Nashville, this picture’s immediate predecessor in the Altman filmography, critiques American politics as a form of show business. Buffalo Bill and the Indians applies similar treatment to American history, and its definitions of the hero. Buffalo Bill, wistfully reflecting on the magnitude of General Custer’s celebrity, laments that ‘My father never saw me become a star’. When Bill, the show’s producer (Joel Grey) and its publicist (Kevin McCarthy) recruit Sitting Bull (Frank Kaquitts) as a guest performer, the audience’s first reaction is one of derision: he isn’t the fearsome savage of popular imagination but a small, dignified, human figure whose conduct repeatedly exposes the showmen’s bombastic fraud. After Sitting Bull’s death, his colossal interpreter William Halsey (Will Sampson, fresh from One Flew Over the Cuckoo’s Nest) replaces him in the company. Impersonating his Chief, Halsey doubly satisfies expectations – he’s willingly vanquished in the gladiatorial combat with Buffalo Bill that becomes a show highlight, and he looks the part. Giving the public what they want, instead of more challenging reality, anticipates the enduring traditions of Hollywood casting in the century to come.
Paul Newman is probably miscast. He doesn’t have the braggadocio that seems essential to the film’s conception of Buffalo Bill. The presence in the cast of Burt Lancaster (as Bill’s biographer, Ned Buntline) keeps reminding you of this – I don’t mean to deprecate Lancaster but he did have a gift for combining grandeur and hollowness. On the other hand, the film would likely be more tiresome with a crudely flamboyant protagonist and Newman is never not interesting in the role. As a different kind of master of ceremonies, Joel Grey, with his startling quick movements and lightning changes in mood, is impressive. Harvey Keitel (in the same year that he appeared in Taxi Driver) seems uncomfortable as Cody’s eager-to-please nephew who keeps saying and doing the wrong thing. One of the best vignettes is a presidential visit to the company by Grover Cleveland (Pat McCormick) and his first lady (Shelley Duvall). I could have done without the succession of glamorous opera singers for whom Bill has a weakness, coloratura-maniacs to a woman.
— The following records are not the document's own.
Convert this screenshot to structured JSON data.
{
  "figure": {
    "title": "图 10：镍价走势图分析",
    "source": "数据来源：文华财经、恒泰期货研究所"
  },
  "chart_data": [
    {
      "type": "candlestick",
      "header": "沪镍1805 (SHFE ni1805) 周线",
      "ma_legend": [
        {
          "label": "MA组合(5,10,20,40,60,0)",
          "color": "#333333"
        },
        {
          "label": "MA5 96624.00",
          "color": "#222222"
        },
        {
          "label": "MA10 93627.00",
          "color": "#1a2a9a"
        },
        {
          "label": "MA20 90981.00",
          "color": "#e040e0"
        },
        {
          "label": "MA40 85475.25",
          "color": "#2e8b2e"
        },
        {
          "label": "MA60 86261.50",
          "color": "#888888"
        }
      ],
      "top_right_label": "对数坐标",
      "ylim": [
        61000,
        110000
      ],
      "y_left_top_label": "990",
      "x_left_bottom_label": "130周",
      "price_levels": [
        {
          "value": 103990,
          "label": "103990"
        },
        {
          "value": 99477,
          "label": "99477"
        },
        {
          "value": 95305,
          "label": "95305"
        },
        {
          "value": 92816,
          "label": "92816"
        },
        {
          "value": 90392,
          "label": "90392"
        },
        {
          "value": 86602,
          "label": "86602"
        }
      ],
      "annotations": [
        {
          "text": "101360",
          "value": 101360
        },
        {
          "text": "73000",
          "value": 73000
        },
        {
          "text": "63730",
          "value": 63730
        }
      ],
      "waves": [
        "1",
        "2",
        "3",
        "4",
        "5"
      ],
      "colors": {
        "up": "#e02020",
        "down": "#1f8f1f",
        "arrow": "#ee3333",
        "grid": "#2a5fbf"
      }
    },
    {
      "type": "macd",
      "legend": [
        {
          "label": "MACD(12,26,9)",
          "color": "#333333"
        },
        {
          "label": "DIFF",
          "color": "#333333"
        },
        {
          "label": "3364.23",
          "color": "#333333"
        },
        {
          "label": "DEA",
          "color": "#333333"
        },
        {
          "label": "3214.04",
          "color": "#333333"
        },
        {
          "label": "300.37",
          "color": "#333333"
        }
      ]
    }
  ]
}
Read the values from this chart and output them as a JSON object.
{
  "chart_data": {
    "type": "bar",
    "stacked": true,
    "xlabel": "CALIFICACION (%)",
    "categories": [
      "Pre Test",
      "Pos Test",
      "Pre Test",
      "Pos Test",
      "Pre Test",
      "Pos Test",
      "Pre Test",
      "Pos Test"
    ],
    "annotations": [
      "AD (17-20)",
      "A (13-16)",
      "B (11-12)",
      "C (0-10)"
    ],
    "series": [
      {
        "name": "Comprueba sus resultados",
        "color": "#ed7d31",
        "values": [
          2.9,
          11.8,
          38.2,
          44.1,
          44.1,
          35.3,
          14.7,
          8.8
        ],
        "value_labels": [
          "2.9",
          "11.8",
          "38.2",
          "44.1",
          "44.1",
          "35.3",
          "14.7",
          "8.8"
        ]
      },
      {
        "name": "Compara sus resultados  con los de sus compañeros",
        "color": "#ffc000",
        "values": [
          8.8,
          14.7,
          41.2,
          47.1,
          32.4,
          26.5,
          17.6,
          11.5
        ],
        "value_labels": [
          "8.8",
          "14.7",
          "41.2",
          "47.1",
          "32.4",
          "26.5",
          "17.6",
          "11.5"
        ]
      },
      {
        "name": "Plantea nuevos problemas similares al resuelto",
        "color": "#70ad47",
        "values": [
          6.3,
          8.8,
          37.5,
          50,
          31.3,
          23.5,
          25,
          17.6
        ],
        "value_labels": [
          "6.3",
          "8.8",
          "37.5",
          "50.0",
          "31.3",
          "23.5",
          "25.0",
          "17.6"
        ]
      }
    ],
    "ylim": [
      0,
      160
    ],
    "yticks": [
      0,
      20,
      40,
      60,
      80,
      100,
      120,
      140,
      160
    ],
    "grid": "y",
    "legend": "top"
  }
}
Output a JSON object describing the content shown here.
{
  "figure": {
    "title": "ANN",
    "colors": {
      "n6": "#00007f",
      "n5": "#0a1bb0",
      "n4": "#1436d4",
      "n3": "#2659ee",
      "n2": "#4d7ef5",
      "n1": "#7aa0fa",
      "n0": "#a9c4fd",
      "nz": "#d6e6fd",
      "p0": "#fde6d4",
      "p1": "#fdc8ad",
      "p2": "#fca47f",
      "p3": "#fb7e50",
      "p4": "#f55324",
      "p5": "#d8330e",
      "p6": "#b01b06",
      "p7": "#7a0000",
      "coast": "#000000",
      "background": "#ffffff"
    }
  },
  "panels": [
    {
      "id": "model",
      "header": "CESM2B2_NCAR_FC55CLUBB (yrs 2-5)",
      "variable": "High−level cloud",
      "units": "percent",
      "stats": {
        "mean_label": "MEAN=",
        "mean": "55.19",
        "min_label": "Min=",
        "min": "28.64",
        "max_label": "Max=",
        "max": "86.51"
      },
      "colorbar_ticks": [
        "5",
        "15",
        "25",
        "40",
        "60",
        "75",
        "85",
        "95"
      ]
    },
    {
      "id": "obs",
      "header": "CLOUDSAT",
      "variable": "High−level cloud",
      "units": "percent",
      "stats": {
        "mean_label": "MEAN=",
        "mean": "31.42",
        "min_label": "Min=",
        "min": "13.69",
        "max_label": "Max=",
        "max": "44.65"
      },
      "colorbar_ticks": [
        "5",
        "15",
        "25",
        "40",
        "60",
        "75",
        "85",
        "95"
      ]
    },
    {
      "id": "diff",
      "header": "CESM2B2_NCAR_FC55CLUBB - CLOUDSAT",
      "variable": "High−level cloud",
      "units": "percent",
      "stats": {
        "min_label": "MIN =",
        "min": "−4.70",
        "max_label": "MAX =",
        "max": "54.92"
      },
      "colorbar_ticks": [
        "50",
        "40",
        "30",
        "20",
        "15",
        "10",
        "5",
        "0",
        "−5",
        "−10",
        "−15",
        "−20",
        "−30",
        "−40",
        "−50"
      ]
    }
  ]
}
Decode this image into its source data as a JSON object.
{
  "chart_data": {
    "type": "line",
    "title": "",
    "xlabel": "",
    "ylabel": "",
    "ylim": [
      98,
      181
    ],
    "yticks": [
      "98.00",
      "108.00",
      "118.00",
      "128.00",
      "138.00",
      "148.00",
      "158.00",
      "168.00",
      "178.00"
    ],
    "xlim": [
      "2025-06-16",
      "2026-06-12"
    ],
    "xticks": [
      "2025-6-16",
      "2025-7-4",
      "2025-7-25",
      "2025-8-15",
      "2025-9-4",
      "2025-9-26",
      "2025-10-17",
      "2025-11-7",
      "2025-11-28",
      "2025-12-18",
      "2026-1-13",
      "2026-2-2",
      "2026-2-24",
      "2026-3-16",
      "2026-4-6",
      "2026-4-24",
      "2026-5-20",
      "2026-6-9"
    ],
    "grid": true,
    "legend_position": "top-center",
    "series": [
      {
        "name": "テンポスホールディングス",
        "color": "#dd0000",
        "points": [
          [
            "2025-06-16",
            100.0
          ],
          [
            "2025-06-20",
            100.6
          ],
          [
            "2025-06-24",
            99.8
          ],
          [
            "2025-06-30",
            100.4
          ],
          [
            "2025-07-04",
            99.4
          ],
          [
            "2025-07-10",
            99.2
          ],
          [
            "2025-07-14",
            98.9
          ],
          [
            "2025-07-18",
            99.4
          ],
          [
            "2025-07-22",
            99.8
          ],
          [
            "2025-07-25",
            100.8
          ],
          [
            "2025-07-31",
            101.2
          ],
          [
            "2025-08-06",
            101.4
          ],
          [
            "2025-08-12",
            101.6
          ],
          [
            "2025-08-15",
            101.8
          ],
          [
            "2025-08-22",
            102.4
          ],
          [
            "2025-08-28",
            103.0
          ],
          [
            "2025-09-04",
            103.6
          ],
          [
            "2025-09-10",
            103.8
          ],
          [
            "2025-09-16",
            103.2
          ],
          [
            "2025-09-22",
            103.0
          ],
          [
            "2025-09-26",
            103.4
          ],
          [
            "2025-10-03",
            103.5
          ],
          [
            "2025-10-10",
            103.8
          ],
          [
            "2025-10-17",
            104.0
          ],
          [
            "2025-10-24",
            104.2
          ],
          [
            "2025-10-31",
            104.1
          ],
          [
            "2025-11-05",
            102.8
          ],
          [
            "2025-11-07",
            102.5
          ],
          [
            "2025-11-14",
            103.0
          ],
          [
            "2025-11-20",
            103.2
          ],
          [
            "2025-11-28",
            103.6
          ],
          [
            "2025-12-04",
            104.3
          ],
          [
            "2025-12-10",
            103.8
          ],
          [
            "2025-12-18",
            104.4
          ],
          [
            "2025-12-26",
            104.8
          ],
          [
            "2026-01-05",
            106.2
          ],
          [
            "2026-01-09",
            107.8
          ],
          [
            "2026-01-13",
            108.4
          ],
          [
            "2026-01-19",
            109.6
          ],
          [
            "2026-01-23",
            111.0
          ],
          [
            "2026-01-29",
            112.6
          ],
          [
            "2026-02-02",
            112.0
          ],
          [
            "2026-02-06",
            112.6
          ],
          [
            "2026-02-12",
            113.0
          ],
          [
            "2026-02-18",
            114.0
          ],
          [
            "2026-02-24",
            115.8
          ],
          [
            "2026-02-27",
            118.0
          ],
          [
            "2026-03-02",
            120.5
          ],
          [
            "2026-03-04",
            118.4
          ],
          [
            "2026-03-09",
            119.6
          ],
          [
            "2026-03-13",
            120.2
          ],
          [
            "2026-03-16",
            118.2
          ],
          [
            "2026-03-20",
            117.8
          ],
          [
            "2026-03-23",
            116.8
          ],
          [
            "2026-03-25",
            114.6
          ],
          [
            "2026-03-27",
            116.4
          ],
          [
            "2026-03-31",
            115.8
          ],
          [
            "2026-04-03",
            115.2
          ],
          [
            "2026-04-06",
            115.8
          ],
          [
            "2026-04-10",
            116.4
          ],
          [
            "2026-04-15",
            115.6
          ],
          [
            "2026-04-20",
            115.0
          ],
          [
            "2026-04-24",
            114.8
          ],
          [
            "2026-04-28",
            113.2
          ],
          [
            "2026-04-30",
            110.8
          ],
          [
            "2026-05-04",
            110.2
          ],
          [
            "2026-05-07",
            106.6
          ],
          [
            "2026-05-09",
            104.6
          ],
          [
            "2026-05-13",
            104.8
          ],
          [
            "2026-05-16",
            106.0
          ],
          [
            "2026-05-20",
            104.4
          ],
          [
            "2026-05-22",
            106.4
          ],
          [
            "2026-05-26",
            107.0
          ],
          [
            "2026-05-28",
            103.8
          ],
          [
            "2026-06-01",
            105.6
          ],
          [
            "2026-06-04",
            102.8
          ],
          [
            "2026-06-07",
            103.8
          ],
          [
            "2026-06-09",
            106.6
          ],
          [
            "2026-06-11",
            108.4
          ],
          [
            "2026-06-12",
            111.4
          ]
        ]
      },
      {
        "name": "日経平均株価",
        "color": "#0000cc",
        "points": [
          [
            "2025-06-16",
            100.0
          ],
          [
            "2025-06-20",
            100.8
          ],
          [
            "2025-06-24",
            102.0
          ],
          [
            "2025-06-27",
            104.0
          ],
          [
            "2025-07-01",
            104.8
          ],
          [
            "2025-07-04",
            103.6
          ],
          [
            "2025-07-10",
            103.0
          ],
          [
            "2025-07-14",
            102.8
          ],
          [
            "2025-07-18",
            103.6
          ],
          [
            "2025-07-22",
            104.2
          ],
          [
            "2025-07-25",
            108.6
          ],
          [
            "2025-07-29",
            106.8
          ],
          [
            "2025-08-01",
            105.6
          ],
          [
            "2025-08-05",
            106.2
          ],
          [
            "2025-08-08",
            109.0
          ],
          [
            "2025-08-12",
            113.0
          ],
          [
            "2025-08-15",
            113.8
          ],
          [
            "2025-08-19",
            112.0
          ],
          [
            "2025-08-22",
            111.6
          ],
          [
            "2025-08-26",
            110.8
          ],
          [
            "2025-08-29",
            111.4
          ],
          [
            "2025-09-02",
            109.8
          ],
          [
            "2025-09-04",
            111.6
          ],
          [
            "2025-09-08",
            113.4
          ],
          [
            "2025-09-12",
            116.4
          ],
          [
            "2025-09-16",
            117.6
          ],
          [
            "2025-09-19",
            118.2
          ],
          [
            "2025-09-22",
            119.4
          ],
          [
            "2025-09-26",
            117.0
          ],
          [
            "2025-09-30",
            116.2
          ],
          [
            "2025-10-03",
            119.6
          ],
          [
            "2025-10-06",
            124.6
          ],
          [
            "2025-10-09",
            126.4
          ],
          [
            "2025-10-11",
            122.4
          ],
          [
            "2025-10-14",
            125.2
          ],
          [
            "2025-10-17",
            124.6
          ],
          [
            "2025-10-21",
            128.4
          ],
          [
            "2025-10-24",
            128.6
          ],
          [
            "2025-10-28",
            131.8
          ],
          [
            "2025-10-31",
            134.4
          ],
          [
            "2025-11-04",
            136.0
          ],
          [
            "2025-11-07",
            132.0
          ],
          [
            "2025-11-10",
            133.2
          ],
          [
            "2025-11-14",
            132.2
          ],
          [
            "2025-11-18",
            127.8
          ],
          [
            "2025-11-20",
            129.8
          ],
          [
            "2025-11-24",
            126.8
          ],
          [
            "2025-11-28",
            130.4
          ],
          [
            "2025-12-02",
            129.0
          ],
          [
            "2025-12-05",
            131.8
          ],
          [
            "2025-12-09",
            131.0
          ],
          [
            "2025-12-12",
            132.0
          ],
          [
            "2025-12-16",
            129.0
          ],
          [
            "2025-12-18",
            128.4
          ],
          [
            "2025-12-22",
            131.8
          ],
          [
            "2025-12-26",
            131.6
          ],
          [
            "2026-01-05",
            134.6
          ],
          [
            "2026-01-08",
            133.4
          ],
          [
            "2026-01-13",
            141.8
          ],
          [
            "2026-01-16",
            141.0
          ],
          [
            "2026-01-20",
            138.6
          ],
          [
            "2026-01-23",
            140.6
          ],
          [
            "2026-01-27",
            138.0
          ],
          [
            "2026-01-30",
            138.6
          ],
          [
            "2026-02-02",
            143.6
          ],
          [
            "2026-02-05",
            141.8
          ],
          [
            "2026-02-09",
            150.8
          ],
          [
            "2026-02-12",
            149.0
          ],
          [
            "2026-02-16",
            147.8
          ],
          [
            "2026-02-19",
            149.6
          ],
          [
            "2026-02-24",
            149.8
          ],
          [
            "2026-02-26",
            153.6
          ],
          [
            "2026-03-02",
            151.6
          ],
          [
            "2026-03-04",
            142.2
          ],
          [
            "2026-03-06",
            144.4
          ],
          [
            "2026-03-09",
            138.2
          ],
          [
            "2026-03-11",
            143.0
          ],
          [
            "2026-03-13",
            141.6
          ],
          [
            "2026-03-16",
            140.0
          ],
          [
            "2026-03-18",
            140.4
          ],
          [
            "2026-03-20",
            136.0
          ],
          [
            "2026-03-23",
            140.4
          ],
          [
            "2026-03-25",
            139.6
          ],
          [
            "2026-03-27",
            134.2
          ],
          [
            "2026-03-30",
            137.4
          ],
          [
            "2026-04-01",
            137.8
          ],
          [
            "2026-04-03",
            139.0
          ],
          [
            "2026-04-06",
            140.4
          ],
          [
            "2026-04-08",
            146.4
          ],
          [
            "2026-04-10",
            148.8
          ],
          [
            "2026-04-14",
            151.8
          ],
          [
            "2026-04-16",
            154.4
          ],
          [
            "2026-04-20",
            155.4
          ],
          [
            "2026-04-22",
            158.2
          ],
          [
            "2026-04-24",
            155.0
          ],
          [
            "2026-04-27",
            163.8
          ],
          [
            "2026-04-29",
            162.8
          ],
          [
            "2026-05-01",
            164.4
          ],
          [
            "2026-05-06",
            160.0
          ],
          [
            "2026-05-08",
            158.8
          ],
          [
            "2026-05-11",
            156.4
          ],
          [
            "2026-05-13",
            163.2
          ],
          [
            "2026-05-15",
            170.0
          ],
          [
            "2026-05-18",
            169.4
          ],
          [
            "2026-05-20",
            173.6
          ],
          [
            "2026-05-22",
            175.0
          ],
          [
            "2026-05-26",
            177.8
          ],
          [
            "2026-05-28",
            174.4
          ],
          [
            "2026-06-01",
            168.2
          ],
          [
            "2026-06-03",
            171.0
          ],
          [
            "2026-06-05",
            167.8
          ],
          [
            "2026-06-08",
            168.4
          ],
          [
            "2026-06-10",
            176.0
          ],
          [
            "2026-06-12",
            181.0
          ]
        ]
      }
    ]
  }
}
The whole thing is clever and coherent but it doesn’t seem to build much. That said, I must admit my attention wasn’t fully engaged: I was still too thrilled by the result, just over an hour before the BFI screening began, of the Epsom Derby. It was won by Adayar, a son of the great Frankel, whose progeny I follow. Having taken so many years to catch up with Buffalo Bill and the Indians, I may have half-wasted the opportunity of finally watching it but you can’t argue with emotional priorities. It brought another smile to my face to discover, as I read up about Altman’s film afterwards, the name of the director of the first Broadway production of Arthur Kopit’s Indians. Gene Frankel.